At the time, it was more than the war that was making headlines; the Valerie Plame case, Supreme Court nominations and the country’s heightened surveillance, all questioned the legitimacy of the war in Iraq. “I was looking at who was trying to protect us,” Watada said. “Who is standing up and speaking out for the soldiers” I told myself that nobody is.

“I just felt so saddened by what was going on and so frustrated, so disheartened,” he continued. “And yet I told myself there was nothing I could do.”

Watada recalls one radio show that especially touched him. “This guy calls, and he was pretty hysterical. His brother was being sent to Iraq again, and he was really scared for him. He asked ‘Why isn’t anybody doing anything? Where are all the protests and the rallies like there was in the Vietnam War?’”

Watada reevaluated his stance on the war in Iraq. “I just snapped. I said, ‘I can do something about it.’ Though I may suffer for it, though it may just be a blip on the radar, at least I know that I can do something about it.”

After being denied two resignation requests, Watada publicly announced his refusal of deployment orders in Tacoma, Washington, on June 7, 2006. Two weeks later, Watada was officially charged with three violations of the Uniform Code of Military Justice on six counts.


Peter Swing served as a nuclear, biological and chemical warfare defense specialist for the U.S. Marine Corps from 1998 to 2002 in the Middle East and Central America. He is currently the administrative coordinator for the AsianWeek Foundation.

Comments

  1. Well written

    –Stephanie on Oct 12, 2007

  2. Great story. It’s very unfortunate that Lt. Watada’s trial ended the way it did.

    –Ton on Oct 12, 2007

  3. Lt Watada embodies the highest values of the universal citizen-soldier, and that which being an American used to represent. As his case goes, so goes the future of this Great Experiment that was the United States. My prayers are for Ehren Watada — and us all.

    –Robet Schnitzer, OasisTV on Oct 18, 2007

  4. Bravo for Lt. Watada for upholding the principles of the Nuremberg Trials. Following orders to engage in the prosecution of an immoral war was not considered a valid excuse back then, and it is not an excuse now for military action in Iraq.

    –Dennis on Oct 18, 2007

  5. This is an amazing and impressive article; a wonderful inside look and perspective not often shown in ‘popular news’

    –B.M.G on Oct 19, 2007

  6. Wasn’t there a mistrial? If so, there would not be a second trial and the government’s case against this true American hero is over.
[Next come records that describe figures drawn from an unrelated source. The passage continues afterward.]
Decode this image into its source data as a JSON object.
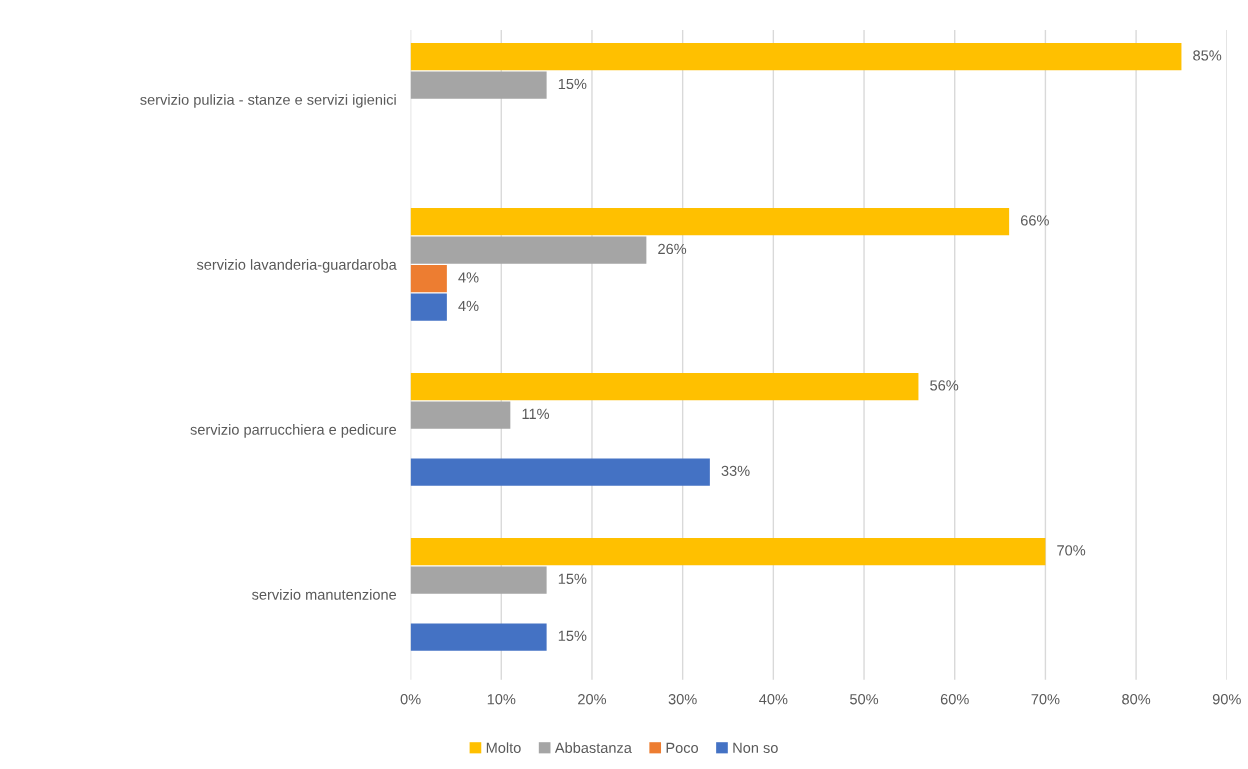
{
  "chart_data": {
    "type": "bar",
    "orientation": "horizontal",
    "categories": [
      "servizio pulizia - stanze e servizi igienici",
      "servizio lavanderia-guardaroba",
      "servizio parrucchiera e pedicure",
      "servizio manutenzione"
    ],
    "series": [
      {
        "name": "Molto",
        "color": "#ffc000",
        "values": [
          85,
          66,
          56,
          70
        ],
        "value_labels": [
          "85%",
          "66%",
          "56%",
          "70%"
        ]
      },
      {
        "name": "Abbastanza",
        "color": "#a5a5a5",
        "values": [
          15,
          26,
          11,
          15
        ],
        "value_labels": [
          "15%",
          "26%",
          "11%",
          "15%"
        ]
      },
      {
        "name": "Poco",
        "color": "#ed7d31",
        "values": [
          null,
          4,
          null,
          null
        ],
        "value_labels": [
          null,
          "4%",
          null,
          null
        ]
      },
      {
        "name": "Non so",
        "color": "#4472c4",
        "values": [
          null,
          4,
          33,
          15
        ],
        "value_labels": [
          null,
          "4%",
          "33%",
          "15%"
        ]
      }
    ],
    "xlim": [
      0,
      90
    ],
    "xticks": [
      {
        "value": 0,
        "label": "0%"
      },
      {
        "value": 10,
        "label": "10%"
      },
      {
        "value": 20,
        "label": "20%"
      },
      {
        "value": 30,
        "label": "30%"
      },
      {
        "value": 40,
        "label": "40%"
      },
      {
        "value": 50,
        "label": "50%"
      },
      {
        "value": 60,
        "label": "60%"
      },
      {
        "value": 70,
        "label": "70%"
      },
      {
        "value": 80,
        "label": "80%"
      },
      {
        "value": 90,
        "label": "90%"
      }
    ],
    "grid": "x",
    "legend": "bottom"
  }
}
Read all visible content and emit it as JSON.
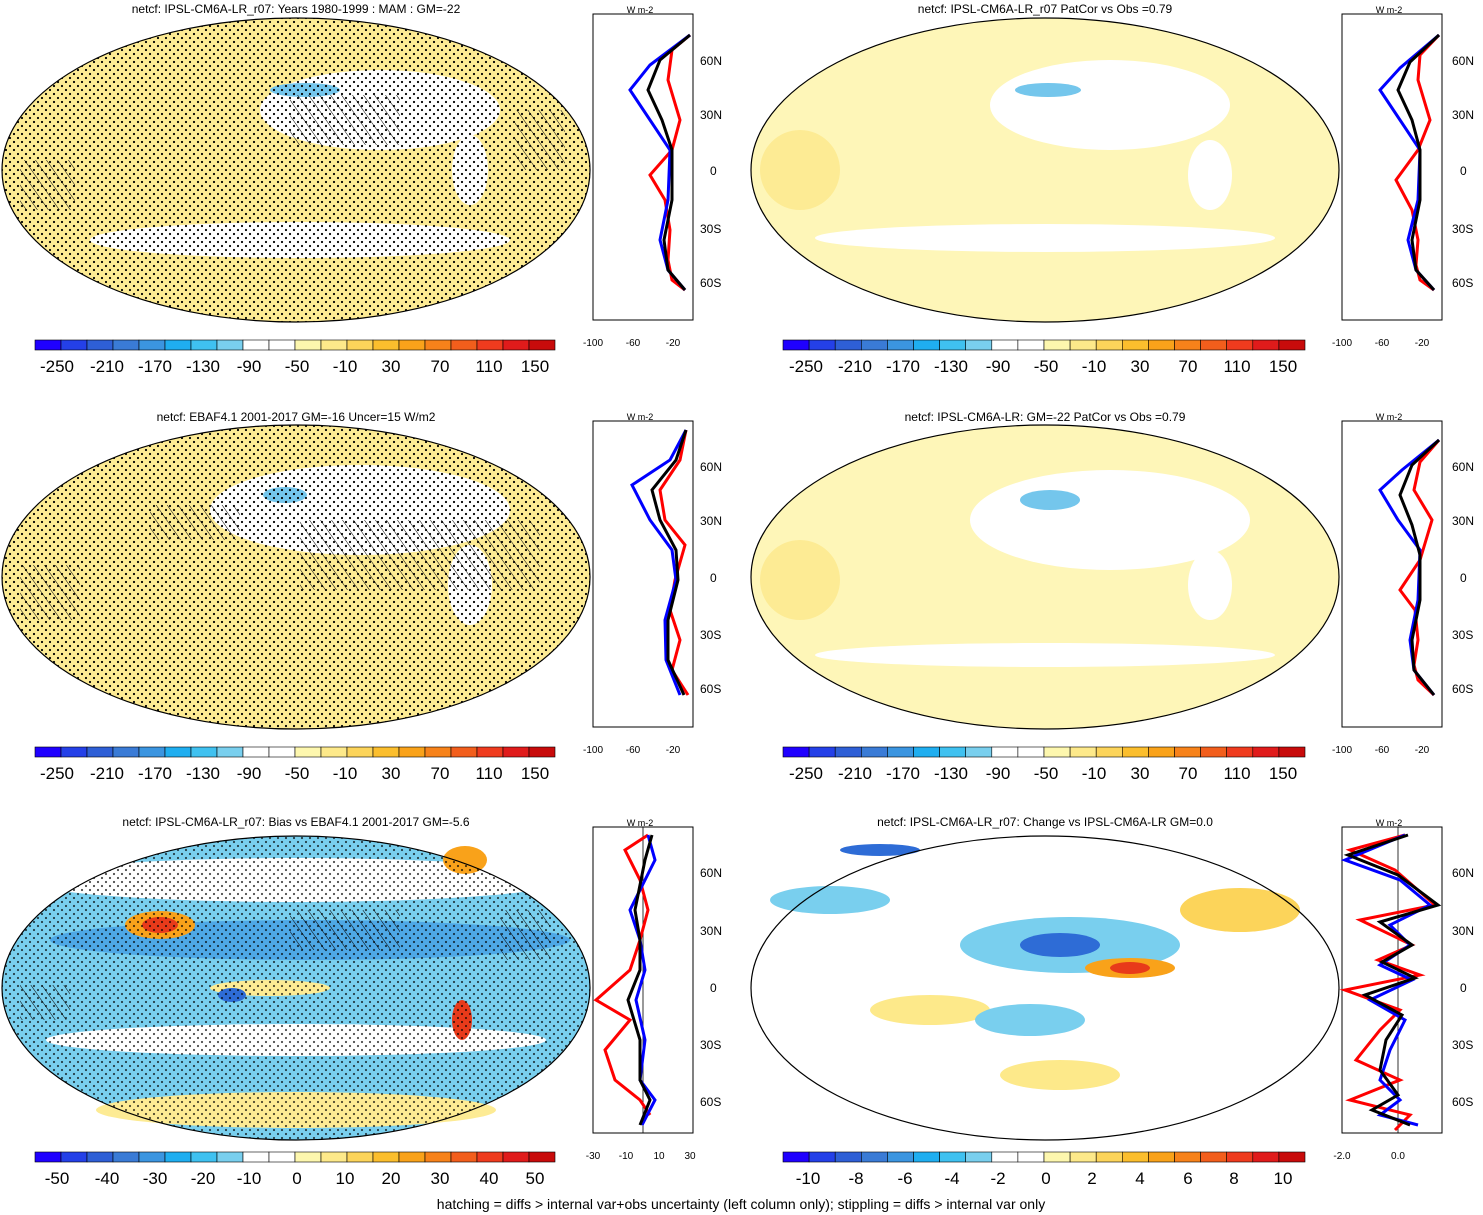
{
  "colors": {
    "cbar_main": [
      "#1f00ff",
      "#2440e8",
      "#2e5fd6",
      "#3a7bd6",
      "#3b95e0",
      "#1faef0",
      "#3fc1f0",
      "#79cfee",
      "#ffffff",
      "#ffffff",
      "#fdf7ae",
      "#fde98a",
      "#fcd45a",
      "#fbbe2d",
      "#f9a21a",
      "#f7821a",
      "#f25e1c",
      "#ef3b1e",
      "#e01b1b",
      "#c80b0b"
    ],
    "cbar_bias": [
      "#1f00ff",
      "#2440e8",
      "#2e5fd6",
      "#3a7bd6",
      "#3b95e0",
      "#1faef0",
      "#3fc1f0",
      "#79cfee",
      "#ffffff",
      "#ffffff",
      "#fdf7ae",
      "#fde98a",
      "#fcd45a",
      "#fbbe2d",
      "#f9a21a",
      "#f7821a",
      "#f25e1c",
      "#ef3b1e",
      "#e01b1b",
      "#c80b0b"
    ],
    "land_yellow": "#fdeb94",
    "ocean_yellow": "#fef6b8",
    "blue_patch": "#74c6ec",
    "mid_blue": "#4ea8e6",
    "deep_blue": "#2e6cd6",
    "orange": "#f9a21a",
    "red": "#e83a1a",
    "line_red": "#ff0000",
    "line_blue": "#0000ff",
    "line_black": "#000000"
  },
  "panels": [
    {
      "title": "netcf: IPSL-CM6A-LR_r07: Years 1980-1999 : MAM : GM=-22",
      "colorbar_labels": [
        "-250",
        "-210",
        "-170",
        "-130",
        "-90",
        "-50",
        "-10",
        "30",
        "70",
        "110",
        "150"
      ],
      "zonal_x_ticks": [
        "-100",
        "-60",
        "-20"
      ],
      "lat_labels": [
        "60N",
        "30N",
        "0",
        "30S",
        "60S"
      ],
      "unit": "W m-2",
      "stippled": true,
      "base": "yellow"
    },
    {
      "title": "netcf: IPSL-CM6A-LR_r07 PatCor vs Obs =0.79",
      "colorbar_labels": [
        "-250",
        "-210",
        "-170",
        "-130",
        "-90",
        "-50",
        "-10",
        "30",
        "70",
        "110",
        "150"
      ],
      "zonal_x_ticks": [
        "-100",
        "-60",
        "-20"
      ],
      "lat_labels": [
        "60N",
        "30N",
        "0",
        "30S",
        "60S"
      ],
      "unit": "W m-2",
      "stippled": false,
      "base": "yellow"
    },
    {
      "title": "netcf: EBAF4.1 2001-2017 GM=-16 Uncer=15 W/m2",
      "colorbar_labels": [
        "-250",
        "-210",
        "-170",
        "-130",
        "-90",
        "-50",
        "-10",
        "30",
        "70",
        "110",
        "150"
      ],
      "zonal_x_ticks": [
        "-100",
        "-60",
        "-20"
      ],
      "lat_labels": [
        "60N",
        "30N",
        "0",
        "30S",
        "60S"
      ],
      "unit": "W m-2",
      "stippled": true,
      "base": "yellow"
    },
    {
      "title": "netcf: IPSL-CM6A-LR: GM=-22 PatCor vs Obs =0.79",
      "colorbar_labels": [
        "-250",
        "-210",
        "-170",
        "-130",
        "-90",
        "-50",
        "-10",
        "30",
        "70",
        "110",
        "150"
      ],
      "zonal_x_ticks": [
        "-100",
        "-60",
        "-20"
      ],
      "lat_labels": [
        "60N",
        "30N",
        "0",
        "30S",
        "60S"
      ],
      "unit": "W m-2",
      "stippled": false,
      "base": "yellow"
    },
    {
      "title": "netcf: IPSL-CM6A-LR_r07: Bias vs EBAF4.1 2001-2017 GM=-5.6",
      "colorbar_labels": [
        "-50",
        "-40",
        "-30",
        "-20",
        "-10",
        "0",
        "10",
        "20",
        "30",
        "40",
        "50"
      ],
      "zonal_x_ticks": [
        "-30",
        "-10",
        "10",
        "30"
      ],
      "lat_labels": [
        "60N",
        "30N",
        "0",
        "30S",
        "60S"
      ],
      "unit": "W m-2",
      "stippled": true,
      "base": "blue"
    },
    {
      "title": "netcf: IPSL-CM6A-LR_r07: Change vs IPSL-CM6A-LR GM=0.0",
      "colorbar_labels": [
        "-10",
        "-8",
        "-6",
        "-4",
        "-2",
        "0",
        "2",
        "4",
        "6",
        "8",
        "10"
      ],
      "zonal_x_ticks": [
        "-2.0",
        "0.0"
      ],
      "lat_labels": [
        "60N",
        "30N",
        "0",
        "30S",
        "60S"
      ],
      "unit": "W m-2",
      "stippled": false,
      "base": "change"
    }
  ],
  "footer": "hatching = diffs > internal var+obs uncertainty (left column only); stippling = diffs > internal var only"
}
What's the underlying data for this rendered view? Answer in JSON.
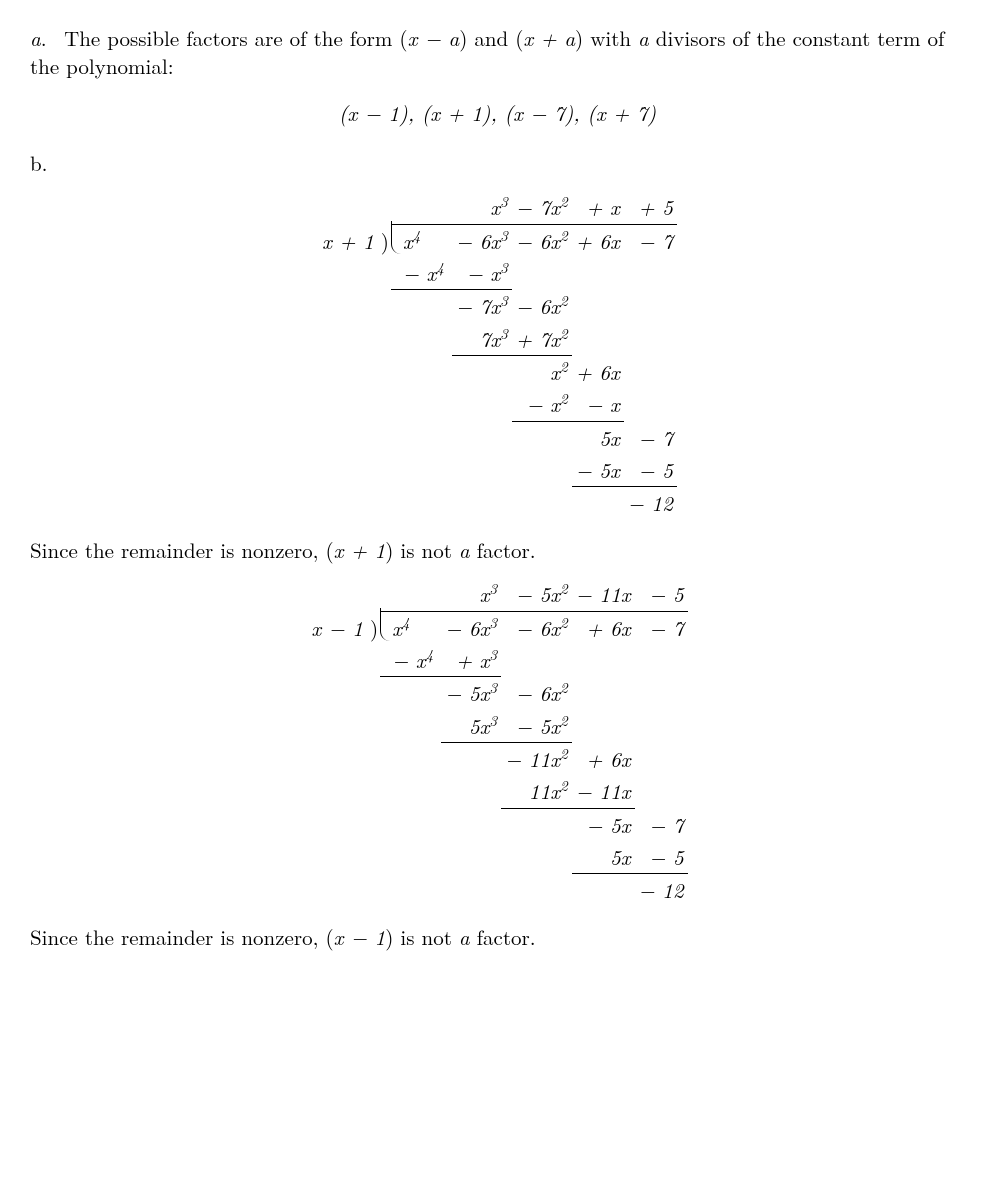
{
  "partA": {
    "label": "a.",
    "leadText1": "The possible factors are of the form (",
    "xm": "x − a",
    "leadText2": ") and (",
    "xp": "x + a",
    "leadText3": ") with ",
    "aVar": "a",
    "leadText4": " divisors of the constant term of the polynomial:",
    "factors": "(x − 1), (x + 1), (x − 7), (x + 7)"
  },
  "partB": {
    "label": "b."
  },
  "div1": {
    "divisor": "x + 1",
    "quotient": {
      "c3": "x³",
      "c2": "− 7x²",
      "c1": "+ x",
      "c0": "+ 5"
    },
    "dividend": {
      "c4": "x⁴",
      "c3": "− 6x³",
      "c2": "− 6x²",
      "c1": "+ 6x",
      "c0": "− 7"
    },
    "s1": {
      "c4": "− x⁴",
      "c3": "− x³"
    },
    "r1": {
      "c3": "− 7x³",
      "c2": "− 6x²"
    },
    "s2": {
      "c3": "7x³",
      "c2": "+ 7x²"
    },
    "r2": {
      "c2": "x²",
      "c1": "+ 6x"
    },
    "s3": {
      "c2": "− x²",
      "c1": "− x"
    },
    "r3": {
      "c1": "5x",
      "c0": "− 7"
    },
    "s4": {
      "c1": "− 5x",
      "c0": "− 5"
    },
    "remainder": "− 12",
    "conclusionA": "Since the remainder is nonzero, (",
    "conclusionFactor": "x + 1",
    "conclusionB": ") is not a factor."
  },
  "div2": {
    "divisor": "x − 1",
    "quotient": {
      "c3": "x³",
      "c2": "− 5x²",
      "c1": "− 11x",
      "c0": "− 5"
    },
    "dividend": {
      "c4": "x⁴",
      "c3": "− 6x³",
      "c2": "− 6x²",
      "c1": "+ 6x",
      "c0": "− 7"
    },
    "s1": {
      "c4": "− x⁴",
      "c3": "+ x³"
    },
    "r1": {
      "c3": "− 5x³",
      "c2": "− 6x²"
    },
    "s2": {
      "c3": "5x³",
      "c2": "− 5x²"
    },
    "r2": {
      "c2": "− 11x²",
      "c1": "+ 6x"
    },
    "s3": {
      "c2": "11x²",
      "c1": "− 11x"
    },
    "r3": {
      "c1": "− 5x",
      "c0": "− 7"
    },
    "s4": {
      "c1": "5x",
      "c0": "− 5"
    },
    "remainder": "− 12",
    "conclusionA": "Since the remainder is nonzero, (",
    "conclusionFactor": "x − 1",
    "conclusionB": ") is not a factor."
  }
}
    –RickyB on Oct 19, 2007

  7. Being an asian american serving in the armed forces as we speak I truely understand Lt. Watada’s concerns for the war. I too question the motives of our higher ups as well. Though as we have sworn to protect this country even if it calls for the highest of costs, it’s something I know we must do. Being an officer, Lt. Watada is expected to lead his troops confidently and correctly. It’s his troops that will look up to him for guidance and support when the action gets thick, but will suffer when misjudgments come into play. I still remember the sacrifices that the 100th Battalion and 442nd Infantry made before me. Just as they served with honor and duty, I will do the same. My thoughts and prayers go with Lt. Watada.

    –J on Nov 23, 2007

  8. I caught on to this story late, but nontheless, Lt. Watada’s courage and conviction is such an inspiration. I am overwhelmingly proud of him. One day, history will show that he was right all along. I pray for those involved in persecuting Lt. Watada that they will be able to live with themselves. It’s a shame how they are so blind and coward down to a group of embeciles.